Christina’s associates don’t think much of August. When he attempts to defend his ecclesiastical work by saying “I did my best,” the owner of a brothel and one of Christina’s friends, retorts: “Hardly. Then she wouldn’t be dead.” The answers he gets back from them about what happened to Mia make him seethe, too. It’s not anyone’s fault. You can’t protect Mia from reality, they say. No, he wants to shout at them: this is a little girl, and there are some things in this world that are simply wrong. These same people built a hideously inappropriate shrine for Christina after her death, one which Mia can’t see for what it is because she’s … a girl, a five-year-old girl. She deserves a life outside of all this, and he is sure he is the one to give it to her. Then comes a moment where he tears a total stranger out of his car and beats him half to death for soliciting a prostitute.
August wants revenge. Not just on the people who did this to Christina and Mia, but on the buying and selling of sex as a whole. The local gang of sleaze-merchants will do nicely as interim sacrificial lambs, though. And so he threatens their business, sets their warehouses on fire, slashes the face of one man with his own knife. Then he does something truly shocking that sets the tone for the entire final third of the film: He invites Mia to come along on one of his rampages, and lets her take her own revenge on one of the men who abused her. She cheerfully agrees. She, like Uncle August, has no idea what is truly being unleashed here.

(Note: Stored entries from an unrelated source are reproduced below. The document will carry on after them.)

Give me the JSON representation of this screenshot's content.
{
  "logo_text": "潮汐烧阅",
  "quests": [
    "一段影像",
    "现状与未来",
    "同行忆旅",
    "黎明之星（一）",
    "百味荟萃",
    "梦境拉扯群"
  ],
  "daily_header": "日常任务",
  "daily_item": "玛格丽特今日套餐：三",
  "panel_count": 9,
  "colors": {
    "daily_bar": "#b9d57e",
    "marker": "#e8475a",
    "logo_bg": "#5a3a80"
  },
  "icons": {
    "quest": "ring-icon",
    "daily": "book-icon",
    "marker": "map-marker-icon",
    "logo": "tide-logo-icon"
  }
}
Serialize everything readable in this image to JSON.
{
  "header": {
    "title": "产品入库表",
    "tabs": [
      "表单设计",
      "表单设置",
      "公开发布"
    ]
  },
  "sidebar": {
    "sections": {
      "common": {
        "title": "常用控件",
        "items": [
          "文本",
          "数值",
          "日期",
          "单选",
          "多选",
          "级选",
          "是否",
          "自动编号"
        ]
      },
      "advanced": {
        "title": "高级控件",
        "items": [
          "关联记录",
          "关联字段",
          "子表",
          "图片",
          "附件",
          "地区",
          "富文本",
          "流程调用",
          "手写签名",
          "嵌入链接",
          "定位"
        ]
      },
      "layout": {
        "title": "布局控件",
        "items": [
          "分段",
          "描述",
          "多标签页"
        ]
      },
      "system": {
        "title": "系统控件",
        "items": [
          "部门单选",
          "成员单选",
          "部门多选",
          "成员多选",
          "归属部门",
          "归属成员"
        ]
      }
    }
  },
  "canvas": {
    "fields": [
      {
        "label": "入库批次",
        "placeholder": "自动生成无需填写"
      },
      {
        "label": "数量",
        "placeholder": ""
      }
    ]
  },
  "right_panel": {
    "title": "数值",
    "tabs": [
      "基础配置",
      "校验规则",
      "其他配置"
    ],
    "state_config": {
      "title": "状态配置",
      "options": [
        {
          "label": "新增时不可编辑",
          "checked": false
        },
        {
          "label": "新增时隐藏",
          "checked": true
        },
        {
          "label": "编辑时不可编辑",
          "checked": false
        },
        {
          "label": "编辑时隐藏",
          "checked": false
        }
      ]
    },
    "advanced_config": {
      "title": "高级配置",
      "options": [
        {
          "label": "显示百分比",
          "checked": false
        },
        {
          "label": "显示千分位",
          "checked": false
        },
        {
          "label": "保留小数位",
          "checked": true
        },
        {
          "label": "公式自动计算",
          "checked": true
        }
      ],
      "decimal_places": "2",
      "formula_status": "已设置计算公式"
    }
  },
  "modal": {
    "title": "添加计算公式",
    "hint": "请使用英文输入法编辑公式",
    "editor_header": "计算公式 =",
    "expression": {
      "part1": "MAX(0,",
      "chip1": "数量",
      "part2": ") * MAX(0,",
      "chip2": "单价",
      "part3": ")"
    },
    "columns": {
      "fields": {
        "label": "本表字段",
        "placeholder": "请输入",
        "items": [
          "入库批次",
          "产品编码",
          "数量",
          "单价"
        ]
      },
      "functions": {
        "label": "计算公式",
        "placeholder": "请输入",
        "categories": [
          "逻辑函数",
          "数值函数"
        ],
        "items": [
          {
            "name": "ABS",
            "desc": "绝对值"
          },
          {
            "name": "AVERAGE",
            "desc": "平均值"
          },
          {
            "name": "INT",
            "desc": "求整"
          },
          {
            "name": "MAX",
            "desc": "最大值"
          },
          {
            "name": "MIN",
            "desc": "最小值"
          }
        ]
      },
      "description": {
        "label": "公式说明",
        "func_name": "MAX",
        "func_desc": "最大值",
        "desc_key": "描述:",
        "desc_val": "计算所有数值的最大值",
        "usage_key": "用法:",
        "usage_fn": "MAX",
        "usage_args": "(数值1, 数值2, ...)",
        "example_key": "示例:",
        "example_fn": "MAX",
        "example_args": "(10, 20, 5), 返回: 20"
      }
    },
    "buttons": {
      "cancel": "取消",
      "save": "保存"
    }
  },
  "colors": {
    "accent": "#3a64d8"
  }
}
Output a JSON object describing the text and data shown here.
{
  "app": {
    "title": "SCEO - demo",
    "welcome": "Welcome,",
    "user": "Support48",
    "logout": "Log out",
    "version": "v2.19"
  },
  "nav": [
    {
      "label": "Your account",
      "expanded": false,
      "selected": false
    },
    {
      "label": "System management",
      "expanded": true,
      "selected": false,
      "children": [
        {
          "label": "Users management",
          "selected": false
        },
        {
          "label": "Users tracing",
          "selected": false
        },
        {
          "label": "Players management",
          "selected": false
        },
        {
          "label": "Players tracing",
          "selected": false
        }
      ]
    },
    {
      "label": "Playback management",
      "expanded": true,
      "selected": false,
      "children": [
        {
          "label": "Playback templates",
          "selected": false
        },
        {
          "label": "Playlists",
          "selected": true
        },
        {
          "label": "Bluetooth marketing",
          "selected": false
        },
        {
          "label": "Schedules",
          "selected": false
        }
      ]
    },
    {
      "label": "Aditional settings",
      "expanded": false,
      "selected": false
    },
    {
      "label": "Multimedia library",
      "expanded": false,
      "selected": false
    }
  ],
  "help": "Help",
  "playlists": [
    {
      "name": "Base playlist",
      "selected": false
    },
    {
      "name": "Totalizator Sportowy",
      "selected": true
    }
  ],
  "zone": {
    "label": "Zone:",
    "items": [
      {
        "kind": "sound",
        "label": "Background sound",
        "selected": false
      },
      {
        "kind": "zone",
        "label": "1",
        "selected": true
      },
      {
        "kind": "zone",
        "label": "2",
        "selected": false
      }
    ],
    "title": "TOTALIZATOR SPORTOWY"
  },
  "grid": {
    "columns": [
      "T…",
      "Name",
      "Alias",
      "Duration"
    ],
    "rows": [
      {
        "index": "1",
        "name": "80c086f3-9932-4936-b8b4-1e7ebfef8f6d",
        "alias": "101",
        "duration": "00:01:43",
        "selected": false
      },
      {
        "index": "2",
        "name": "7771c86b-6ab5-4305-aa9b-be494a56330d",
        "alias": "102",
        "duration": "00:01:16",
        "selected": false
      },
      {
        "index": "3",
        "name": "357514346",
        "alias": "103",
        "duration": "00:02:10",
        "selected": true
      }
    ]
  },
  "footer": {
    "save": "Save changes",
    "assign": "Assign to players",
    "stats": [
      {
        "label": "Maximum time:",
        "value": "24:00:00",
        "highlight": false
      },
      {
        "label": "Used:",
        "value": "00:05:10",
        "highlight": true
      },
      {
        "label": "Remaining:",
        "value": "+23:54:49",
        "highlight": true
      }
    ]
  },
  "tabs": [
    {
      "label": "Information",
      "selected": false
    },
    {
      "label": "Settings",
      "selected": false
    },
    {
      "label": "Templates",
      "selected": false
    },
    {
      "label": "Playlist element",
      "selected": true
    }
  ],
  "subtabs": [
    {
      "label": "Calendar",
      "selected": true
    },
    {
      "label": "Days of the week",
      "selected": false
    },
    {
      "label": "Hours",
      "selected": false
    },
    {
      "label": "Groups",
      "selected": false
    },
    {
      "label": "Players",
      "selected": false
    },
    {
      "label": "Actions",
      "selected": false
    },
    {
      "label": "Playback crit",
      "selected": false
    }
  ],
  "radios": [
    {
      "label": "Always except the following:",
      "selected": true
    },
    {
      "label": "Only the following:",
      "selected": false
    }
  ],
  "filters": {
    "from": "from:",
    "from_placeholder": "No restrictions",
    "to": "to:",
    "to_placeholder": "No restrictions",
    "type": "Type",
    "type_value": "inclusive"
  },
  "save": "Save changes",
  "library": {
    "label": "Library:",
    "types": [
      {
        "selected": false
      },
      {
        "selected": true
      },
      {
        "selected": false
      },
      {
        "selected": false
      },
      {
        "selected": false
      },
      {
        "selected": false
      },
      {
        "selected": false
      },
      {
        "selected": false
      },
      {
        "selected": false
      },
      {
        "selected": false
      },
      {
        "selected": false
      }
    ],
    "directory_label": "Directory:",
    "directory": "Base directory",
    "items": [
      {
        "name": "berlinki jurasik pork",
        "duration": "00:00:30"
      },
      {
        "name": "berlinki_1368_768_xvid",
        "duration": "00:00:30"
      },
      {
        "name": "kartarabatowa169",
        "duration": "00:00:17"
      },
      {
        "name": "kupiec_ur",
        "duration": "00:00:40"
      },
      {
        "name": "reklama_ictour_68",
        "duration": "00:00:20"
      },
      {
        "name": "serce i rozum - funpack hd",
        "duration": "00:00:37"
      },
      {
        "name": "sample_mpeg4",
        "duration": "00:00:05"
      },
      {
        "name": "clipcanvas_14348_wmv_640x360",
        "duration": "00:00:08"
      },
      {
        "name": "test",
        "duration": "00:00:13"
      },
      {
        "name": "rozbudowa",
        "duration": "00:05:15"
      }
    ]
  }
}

Call Princess an “animated film” and you miss half the point. The fact that it is animated (with about 15-20% live action sprinkled throughout) is an artistic choice, like black-and-white versus color. Animation was their way of telling a story that might not have lent itself to being filmed realistically, for any number of reasons. At one point Multe, Mia’s toy, comes to life in August’s eyes, and it’s not funny or cute—it’s downright horrifying, because he’s become that much more split off from reality. It’s another trailmarker on his road to hell. Most of the animation’s minimal—about on the same level as a TV show like The Simpsons—but it’s used well, and interleaved with live-action clips (shot on August’s own video camera) that serve as a framing and grounding device. All of the things that happened in those moments were a whole lifetime ago.
Much has been made elsewhere of how the movie is an indictment of the porn industry, but I don’t think director Anders Morgenthaler’s subject of attack is porn per se. That’s just the arena for all that goes on. What he’s more concerned with is how moral absolutes and gray areas collide, how it becomes possible to say things like “everyone involved was an adult” or “they knew what they were doing” and have those words ring hollow. There’s a moment on one of the old videotapes, one which Mia watches with horror, where a stoned and hysterical Christina threatens to kill Mia if August doesn’t leave them alone. We, and Mia along with us, are forced to ask: Did Christina know what she was doing then? Did anyone around her know? Did they care? Anyone, that is, except for August, whose response was to damage Mia in his own way, whether or not he realized it? The conclusion of the film is an embodiment of Hitchcock’s old homily about suspense being a bomb under a table waiting to go off—which, now that I think about it, sums up August himself. Nobody expects him to explode quite in the way he does, him included.